July brightens the air. “Okay, enough of Lydia’s psychological warfare bullshit. New topic. Best island memory. Everyone goes. Right now."
Freddy jumps in immediately, thankful to get out of there. “The night we attempted to teach Cian to dance to that absurd reggaeton and he stumbled across. Epic, catastrophic fail.”
Cian actually smirks, a rare break in his usual armor. “You stepped on my foot three times.”
July laughs, head thrown back. “And Freddy singing off-key to your guitar playing? Iconic. I do have video proof. It's my insurance policy."
Freddy rolls his eyes, but he's smiling. “I was trying to harmonize. There’s a difference.”
The talk goes on, but Aiden does not speak. He just takes a sip from his cup of coffee — now cold, likely bitter. He looks down at the table like he’s reading something in the lines of the wood that nobody else can see.
I lean in, my shoulder pressed up against his. “Hey.”
He looks at me. Fakes a small smile that doesn’t make it to his eyes. “I’m good.”
He’s not. I know he’s not.
The island made me learn to read him—the little faces he makes, the quiet moments, the things he doesn’t say.
But I don’t push. Not here. Not now. Not in the collective gaze of the world.
We finish our drinks in a silence that feels increasingly uncomfortable. Bags are carried dragged back toward the dorms, wheels catching on uneven brick. Hugs are exchanged — quick, tight, desperate in their brevity.

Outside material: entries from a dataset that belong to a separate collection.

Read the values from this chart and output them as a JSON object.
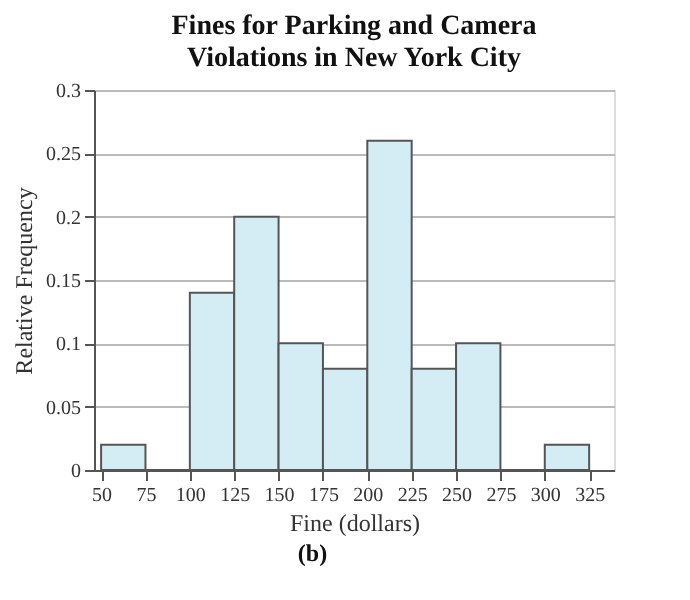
{
  "chart_data": {
    "type": "histogram",
    "title": "Fines for Parking and Camera Violations in New York City",
    "xlabel": "Fine (dollars)",
    "ylabel": "Relative Frequency",
    "bins": [
      50,
      75,
      100,
      125,
      150,
      175,
      200,
      225,
      250,
      275,
      300,
      325
    ],
    "values": [
      0.02,
      0,
      0.14,
      0.2,
      0.1,
      0.08,
      0.26,
      0.08,
      0.1,
      0,
      0.02
    ],
    "color": "#d4ecf3",
    "xlim": [
      46,
      339
    ],
    "xticks": [
      50,
      75,
      100,
      125,
      150,
      175,
      200,
      225,
      250,
      275,
      300,
      325
    ],
    "ylim": [
      0,
      0.3
    ],
    "yticks": [
      0,
      0.05,
      0.1,
      0.15,
      0.2,
      0.25,
      0.3
    ],
    "grid": "y",
    "annotations": [
      "(b)"
    ]
  }
}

July kisses my cheek, whispers "call me later"
Freddy fist-bumps Aiden, says something about gym tomorrow that neither of them means. Rowan gives me a one-armed hug that smells like summer and laundry detergent. Cian just nods, but his eyes say more than words ever could.
Aiden walks me to my dorm building, our steps effortlessly synchronized.
We stop at the door. Above us the hallway light bulb sputters—strobing, hesitant, throwing odd shadows that make his face look like he’s possessed.
He looks at me truly looks, as if he’s committing to memory the features of the person he never wants to lose sight of.
Then he pulls me into his arms. He holds me as if I were the only firm thing in a world that’s rolling under his feet. Like he’s scared I’ll vanish if he relaxes his grip even the littlest bit.
"I'm sorry," he whispers into my hair, his warm breath against my scalp.
"For what?”
"For everything that's coming."
I draw back just enough to see his face."We'll face it together. Like we said."
He kisses me—slow, deep, desperate, tasting of coffee and goodbye. As though he's trying to taste-memorize me before the world takes that away. Before reality sets back in and drags us back to the places we’re meant to be.
When he releases me, his eyes are dark. Storm-colored. “Sleep well.”
“You too.”
He nods but doesn’t promise. Turns, straightens up and starts to walk away, hands in pockets, Hunching shoulders.
I follow him with my eyes as he rounds the corner of the quad, until he is naught but a shadow among shadows.
Then I touch the moonstone again. It's still cool.
Still full of unspoken promises.
And I cannot get rid of this feeling—this I know to my bones certainty that the island was the last place we would ever be truly free together.
That everything that follows is just damage control, tightly managed.
That we left something behind on that beach we’ll never get back.